Swan 53

Development
- Designer: Germán Frers
- Location: Finland
- Year: 1987
- No. built: 50
- Builder: Oy Nautor AB
- Role: Cruiser-Racer
- Name: Swan 53

Boat
- Displacement: 44,000 lb (19,958 kg)
- Draft: 10.20 ft (3.11 m)

Hull
- Type: monohull
- Construction: glassfibre
- LOA: 53.00 ft (16.15 m)
- LWL: 43.06 ft (13.12 m)
- Beam: 15.51 ft (4.73 m)
- Engine: Volvo TMD31A diesel engine

Hull appendages
- Keel: Fin keel
- Ballast: 18,518 lb (8,400 kg)
- Rudder: Spade-type rudder

Rig
- Rig type: Bermuda rig
- I foretriangle height: 69.40 ft (21.15 m)
- J foretriangle base: 21.00 ft (6.40 m)
- P mainsail luff: 61.90 ft (18.87 m)
- E mainsail foot: 19.80 ft (6.04 m)

Sails
- Sailplan: Masthead sloop
- Mainsail area: 612.81 sq ft (56.932 m^{2})
- Jib/genoa area: 728.70 sq ft (67.698 m^{2})
- Total sail area: 1,341.51 sq ft (124.630 m^{2})

Racing
- PHRF: 21-45

= Swan 53 Mk I =

Sailboat class

The Swan 53, sometimes called the Swan 53 Mk I, is a Finnish sailboat that was designed by Germán Frers as a cruiser-racer and first built in 1987.

The design was later replaced in production by a new Frers design, the Swan 52-2 or Mk II in 2004.

==Production==
The design was built by Oy Nautor AB in Finland, from 1987 to 1995 with 50 boats completed, but it is now out of production.

==Design==
The Swan 53 is a recreational keelboat, built predominantly of glassfibre, with wood trim. It has a masthead sloop rig, a raked stem, a reverse transom, an internally mounted spade-type rudder controlled by a wheel and a fixed fin keel or optional stub keel and centreboard. It displaces 44000 lb and carries 18518 lb of lead ballast. A tall mast was also available.

The keel-equipped version of the boat has a draft of 10.20 ft, while the centreboard-equipped version has a draft of 11.7 ft with the centreboard extended and 7.1 ft with it retracted, allowing operation in shallow water.

The boat is fitted with a Swedish Volvo TMD31A diesel engine for docking and manoeuvring. The fuel tank holds 106 u.s.gal and the fresh water tank has a capacity of 200 u.s.gal.

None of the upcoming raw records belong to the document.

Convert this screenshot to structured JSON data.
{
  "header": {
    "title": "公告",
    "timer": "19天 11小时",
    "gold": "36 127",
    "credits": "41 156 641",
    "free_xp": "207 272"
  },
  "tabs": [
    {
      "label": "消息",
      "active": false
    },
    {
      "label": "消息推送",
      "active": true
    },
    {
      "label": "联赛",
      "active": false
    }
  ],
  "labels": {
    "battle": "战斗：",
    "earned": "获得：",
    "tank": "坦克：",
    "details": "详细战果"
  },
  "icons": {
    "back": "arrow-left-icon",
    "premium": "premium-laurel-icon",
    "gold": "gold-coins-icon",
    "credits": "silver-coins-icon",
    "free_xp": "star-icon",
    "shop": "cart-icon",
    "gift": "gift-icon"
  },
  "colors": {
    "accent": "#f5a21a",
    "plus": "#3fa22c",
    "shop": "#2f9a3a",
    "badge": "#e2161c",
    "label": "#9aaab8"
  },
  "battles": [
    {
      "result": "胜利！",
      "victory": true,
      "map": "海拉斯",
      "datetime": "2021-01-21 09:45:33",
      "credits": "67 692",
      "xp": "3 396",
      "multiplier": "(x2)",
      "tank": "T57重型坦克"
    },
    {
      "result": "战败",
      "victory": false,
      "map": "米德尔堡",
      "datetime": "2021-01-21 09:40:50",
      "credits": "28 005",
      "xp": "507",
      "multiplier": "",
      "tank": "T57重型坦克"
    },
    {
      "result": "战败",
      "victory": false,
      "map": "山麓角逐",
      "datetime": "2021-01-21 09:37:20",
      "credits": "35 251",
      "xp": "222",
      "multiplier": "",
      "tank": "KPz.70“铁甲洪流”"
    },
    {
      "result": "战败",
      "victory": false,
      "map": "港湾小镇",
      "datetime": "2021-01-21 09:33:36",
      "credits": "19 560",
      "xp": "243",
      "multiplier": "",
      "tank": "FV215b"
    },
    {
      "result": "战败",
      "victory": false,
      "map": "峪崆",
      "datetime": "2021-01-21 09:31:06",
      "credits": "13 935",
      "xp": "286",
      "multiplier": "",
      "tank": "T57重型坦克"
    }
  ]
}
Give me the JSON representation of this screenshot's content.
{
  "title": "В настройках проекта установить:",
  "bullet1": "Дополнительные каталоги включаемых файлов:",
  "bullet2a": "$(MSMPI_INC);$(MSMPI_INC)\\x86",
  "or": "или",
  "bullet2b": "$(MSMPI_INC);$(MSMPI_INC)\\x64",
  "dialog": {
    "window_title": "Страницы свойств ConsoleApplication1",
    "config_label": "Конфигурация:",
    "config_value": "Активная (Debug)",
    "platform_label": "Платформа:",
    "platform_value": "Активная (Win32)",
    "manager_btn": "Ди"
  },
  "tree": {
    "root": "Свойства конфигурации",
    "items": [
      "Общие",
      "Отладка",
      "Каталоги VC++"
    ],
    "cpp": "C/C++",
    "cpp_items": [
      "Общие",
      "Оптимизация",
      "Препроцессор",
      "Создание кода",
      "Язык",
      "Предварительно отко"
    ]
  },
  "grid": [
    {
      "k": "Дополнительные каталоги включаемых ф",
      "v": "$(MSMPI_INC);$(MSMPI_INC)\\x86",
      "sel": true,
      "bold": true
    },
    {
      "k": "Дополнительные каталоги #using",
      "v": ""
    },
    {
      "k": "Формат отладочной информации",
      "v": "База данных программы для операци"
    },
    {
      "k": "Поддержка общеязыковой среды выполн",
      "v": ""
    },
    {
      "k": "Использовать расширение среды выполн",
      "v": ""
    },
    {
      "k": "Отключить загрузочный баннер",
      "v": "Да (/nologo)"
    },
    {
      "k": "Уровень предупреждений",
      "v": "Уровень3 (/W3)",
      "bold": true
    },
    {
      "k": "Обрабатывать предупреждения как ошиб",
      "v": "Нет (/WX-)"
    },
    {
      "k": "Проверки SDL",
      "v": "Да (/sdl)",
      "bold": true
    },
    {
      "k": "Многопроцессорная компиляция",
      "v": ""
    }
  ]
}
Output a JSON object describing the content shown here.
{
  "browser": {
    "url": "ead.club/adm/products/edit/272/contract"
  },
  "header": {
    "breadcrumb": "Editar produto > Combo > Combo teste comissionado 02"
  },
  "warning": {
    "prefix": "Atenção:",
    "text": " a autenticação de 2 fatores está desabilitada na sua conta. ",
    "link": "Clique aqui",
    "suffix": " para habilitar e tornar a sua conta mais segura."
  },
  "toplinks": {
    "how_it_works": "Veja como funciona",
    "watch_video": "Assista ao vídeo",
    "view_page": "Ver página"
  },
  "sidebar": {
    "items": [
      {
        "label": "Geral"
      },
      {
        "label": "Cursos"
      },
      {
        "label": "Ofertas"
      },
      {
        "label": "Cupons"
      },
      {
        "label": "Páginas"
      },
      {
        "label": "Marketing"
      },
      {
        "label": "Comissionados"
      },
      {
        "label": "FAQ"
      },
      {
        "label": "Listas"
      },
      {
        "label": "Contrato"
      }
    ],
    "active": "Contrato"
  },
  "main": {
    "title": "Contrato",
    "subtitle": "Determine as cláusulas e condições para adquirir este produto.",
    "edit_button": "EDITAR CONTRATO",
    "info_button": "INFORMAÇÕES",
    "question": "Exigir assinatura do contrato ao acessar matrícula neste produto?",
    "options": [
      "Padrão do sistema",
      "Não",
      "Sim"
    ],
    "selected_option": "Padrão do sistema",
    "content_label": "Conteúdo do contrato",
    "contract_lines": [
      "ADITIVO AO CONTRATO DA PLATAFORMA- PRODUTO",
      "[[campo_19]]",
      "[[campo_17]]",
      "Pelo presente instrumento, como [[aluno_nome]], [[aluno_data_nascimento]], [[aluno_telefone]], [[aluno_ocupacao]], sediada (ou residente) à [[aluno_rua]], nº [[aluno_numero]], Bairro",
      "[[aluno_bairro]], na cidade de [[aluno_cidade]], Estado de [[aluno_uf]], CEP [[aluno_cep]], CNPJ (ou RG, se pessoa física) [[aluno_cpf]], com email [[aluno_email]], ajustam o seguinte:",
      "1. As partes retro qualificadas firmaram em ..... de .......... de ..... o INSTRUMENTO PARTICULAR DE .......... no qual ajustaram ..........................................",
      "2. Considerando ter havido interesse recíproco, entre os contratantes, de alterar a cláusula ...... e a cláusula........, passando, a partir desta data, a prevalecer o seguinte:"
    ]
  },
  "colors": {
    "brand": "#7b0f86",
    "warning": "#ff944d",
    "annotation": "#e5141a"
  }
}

The design has sleeping accommodation for six people, with a set of bunk beds in each of two forward cabins, an L-shaped settee and a straight settee in the main cabin and an aft cabin with a centred double island berth. The galley is located on the port side just aft of the companionway ladder. The galley is of straight configuration and is equipped with a four-burner stove, an ice box and a sink. A navigation station is opposite the galley, on the starboard side. There are two heads, one just forward of the bow cabin in the forepeak and one on the starboard side, aft.

The design has a hull speed of 8.79 kn and a PHRF handicap of 21 to 45.